Although newer HA assays show some improvement, HA-testing has limited sensitivity (80-90% of IM cases), and is not suited for diagnosis of childhood EBV-disease, nor diagnosis of chronic and malignant EBV syndromes.
More recent diagnostic approaches, which are still employed widely throughout the world, are based on the pioneering EBV-specific studies of Werner and Gertrud Henle and their associates in the late 60's and 70's. They used immunofluorescence (IF) slide-testing for the detection of antibody reactivity (IgM, IgG, IgA) in human serum against complex EBV antigens expressed in various EBV-infected cell lines. Their extensive work has resulted in the elaboration of defined but complex antibody reactivity profiles that are more or less characteristic for the different EBV-associated disease syndromes.

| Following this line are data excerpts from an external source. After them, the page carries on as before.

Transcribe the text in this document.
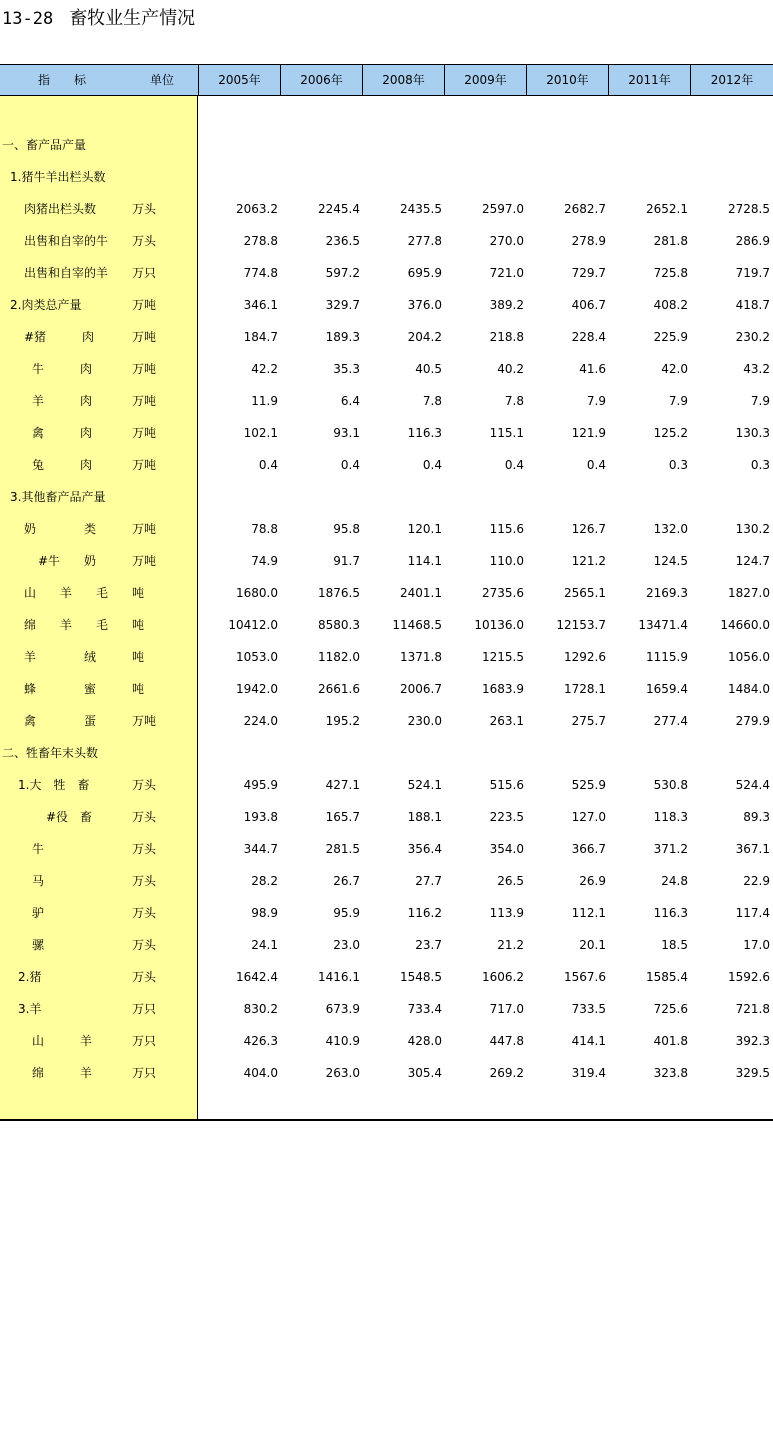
13-28 畜牧业生产情况
指　　标	单位	2005年	2006年	2008年	2009年	2010年	2011年	2012年
一、畜产品产量
1.猪牛羊出栏头数
肉猪出栏头数	万头	2063.2	2245.4	2435.5	2597.0	2682.7	2652.1	2728.5
出售和自宰的牛 万头	278.8	236.5	277.8	270.0	278.9	281.8	286.9
出售和自宰的羊 万只	774.8	597.2	695.9	721.0	729.7	725.8	719.7
2.肉类总产量	万吨	346.1	329.7	376.0	389.2	406.7	408.2	418.7
#猪　　　肉	万吨	184.7	189.3	204.2	218.8	228.4	225.9	230.2
牛　　　肉	万吨	42.2	35.3	40.5	40.2	41.6	42.0	43.2
羊　　　肉	万吨	11.9	6.4	7.8	7.8	7.9	7.9	7.9
禽　　　肉	万吨	102.1	93.1	116.3	115.1	121.9	125.2	130.3
兔　　　肉	万吨	0.4	0.4	0.4	0.4	0.4	0.3	0.3
3.其他畜产品产量
奶　　　　类	万吨	78.8	95.8	120.1	115.6	126.7	132.0	130.2
#牛　　奶	万吨	74.9	91.7	114.1	110.0	121.2	124.5	124.7
山　　羊　　毛 吨	1680.0	1876.5	2401.1	2735.6	2565.1	2169.3	1827.0
绵　　羊　　毛 吨	10412.0	8580.3	11468.5	10136.0	12153.7	13471.4	14660.0
羊　　　　绒	吨	1053.0	1182.0	1371.8	1215.5	1292.6	1115.9	1056.0
蜂　　　　蜜	吨	1942.0	2661.6	2006.7	1683.9	1728.1	1659.4	1484.0
禽　　　　蛋	万吨	224.0	195.2	230.0	263.1	275.7	277.4	279.9
二、牲畜年末头数
1.大　牲　畜	万头	495.9	427.1	524.1	515.6	525.9	530.8	524.4
#役　畜	万头	193.8	165.7	188.1	223.5	127.0	118.3	89.3
牛	万头	344.7	281.5	356.4	354.0	366.7	371.2	367.1
马	万头	28.2	26.7	27.7	26.5	26.9	24.8	22.9
驴	万头	98.9	95.9	116.2	113.9	112.1	116.3	117.4
骡	万头	24.1	23.0	23.7	21.2	20.1	18.5	17.0
2.猪	万头	1642.4	1416.1	1548.5	1606.2	1567.6	1585.4	1592.6
3.羊	万只	830.2	673.9	733.4	717.0	733.5	725.6	721.8
山　　　羊	万只	426.3	410.9	428.0	447.8	414.1	401.8	392.3
绵　　　羊	万只	404.0	263.0	305.4	269.2	319.4	323.8	329.5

However, standardization of IF-testing has proven rather difficult for many reasons, mostly due to the cumbersome preparation of EBV+ cell slides, the variation in various assay procedures and the subjectivity of reading of IF-test results.
More recently IF-testing has been converted into EBV-specific ELISA assays that allow the detection of EBV-specific IgM, IgG and IgA responses. elisa
However due to the complex and ill defined nature of EBV-antigens involved and the difficulty of producing high quality EBV antigens in cell culture, no consensus in serological testing has been achieved yet.
There is still a clear need for improvement in EBV-specific serology testing for the diagnosis and monitoring of EBV-associated disease syndromes.